What message are you bringing to the Emory community?  

Well, it's about spiritual life as waking up and reaching out and taking responsibility. So I'm going to be sharing my own faith journey and waking up to the Gospel of Justice. Not just simply being charitable to people — being nice, being kind — but of justice and addressing some of the huge issues of the day.  

I'm also going to be talking about the Catholic journey in the development of opposition to the death penalty. There's been a real development within the Catholic Church. Last November, Pope Benedict called upon Catholics to work against the death penalty. He said to organize and engage in the political legislative process to end the death penalty. So that was good; we'd been waiting for that.  

A year ago this week, Troy Davis was executed in Georgia for the 1989 murder of an off-duty police officer, despite recanted testimony from several witnesses. What lessons are to be taken from that?

Georgia is a killing state, where people don't blink an eye about executing criminals. In my second book, "The Death of Innocents," I talk about how there are all these constitutional protections that people on trial for their life are supposed to have — and then look what happened to Troy. He had all these witnesses who recanted, and yet (his case) couldn't find traction in the courts because you had these procedural bars that come up like treadles. Basically, what the court said was that even with evidence of possible innocence, you have to make (a case) so strong or we'll not even give you a hearing in federal court. And that's what happened to Troy. He got killed through the legalisms of the court.  

What do you find to be your most powerful tools of persuasion?  

There's intellectual argument — you have to have empirical information, you've got to give people facts. So many think, "Oh, it deters crime" — no, it doesn't — "It's less expensive than life in prison" — no it isn't. But when it's woven into story, that's the most powerful way, because it's whole. It touches intellect, but it also touches emotions and helps people work through to the heart.  

You have been on this journey for over 30 years. What evidence do you have that it's making a difference?  

You can see the difference in the diminishment of practice of the death penalty in the United States. Each year, for the past five years, another state has abolished the death penalty.  

I'm about to go to California, where they have a ballot initiative (Prop. 34) coming up on Nov. 6. The campaign emphasizes that all states are under a budget crunch. And it's enormously expensive to kill — a lot of people don't know that. In California, they have over 700 people on death row right now.
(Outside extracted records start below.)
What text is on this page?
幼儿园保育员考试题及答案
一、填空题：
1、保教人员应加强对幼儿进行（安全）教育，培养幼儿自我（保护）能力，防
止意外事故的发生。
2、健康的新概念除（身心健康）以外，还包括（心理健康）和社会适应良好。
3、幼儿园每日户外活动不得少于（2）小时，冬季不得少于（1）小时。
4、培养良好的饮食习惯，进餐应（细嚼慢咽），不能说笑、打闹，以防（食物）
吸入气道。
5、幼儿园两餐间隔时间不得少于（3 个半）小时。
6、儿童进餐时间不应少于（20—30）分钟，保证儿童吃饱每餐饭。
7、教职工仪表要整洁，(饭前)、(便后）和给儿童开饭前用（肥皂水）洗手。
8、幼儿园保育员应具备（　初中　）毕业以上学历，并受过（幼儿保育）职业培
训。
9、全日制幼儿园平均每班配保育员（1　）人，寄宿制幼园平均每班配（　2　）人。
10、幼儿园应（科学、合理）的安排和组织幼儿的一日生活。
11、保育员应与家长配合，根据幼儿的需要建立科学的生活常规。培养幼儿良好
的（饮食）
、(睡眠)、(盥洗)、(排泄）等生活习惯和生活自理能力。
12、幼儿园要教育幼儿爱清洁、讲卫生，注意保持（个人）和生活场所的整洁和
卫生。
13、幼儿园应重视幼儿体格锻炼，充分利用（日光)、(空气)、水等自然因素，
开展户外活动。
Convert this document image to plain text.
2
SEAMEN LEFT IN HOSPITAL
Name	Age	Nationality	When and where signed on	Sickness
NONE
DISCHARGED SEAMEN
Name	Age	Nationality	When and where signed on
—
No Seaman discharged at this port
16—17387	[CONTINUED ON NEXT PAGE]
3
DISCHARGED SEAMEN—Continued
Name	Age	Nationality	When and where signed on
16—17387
The average time it can take before an execution is over 20 years. A fiscal analysis (2011) recently showed that it cost California over $4 billion to execute 13 people (since the death penalty was reinstated). Just bringing that to the people saying, "What else could you do with that money — in terms of community policing, working with at-risk kids, halfway houses when people get out of prison so that they can become citizens again." The internal polls show that people are getting it.  

Capital punishment is a polarizing issue, and at times your work must feel like an uphill battle. What sustains you?

Gandhi said it and Martin Luther King, Jr. said it: "It's the integrity of it." Anybody who has had the experience I've had, of accompanying a human being and watching them be killed in front of your eyes, and it's all legal and a lot of the times with religion to back it up — there's a chaplain putting his little blessing on it — I tell you, it sears your soul. It's a fire.  

As a spiritual adviser to death-row inmates, you have an intimacy with this topic that few will ever know. What has that taught you, what has it given you?  

The question is what have they given me. Because the way we can kill people is to present an image of them that they're not human. And I've been given the privilege to accompany people — some who were really guilty and have done terrible crimes. But it's taught me, and it keeps teaching me, that everyone is worth more than the worst thing they've ever done in their life.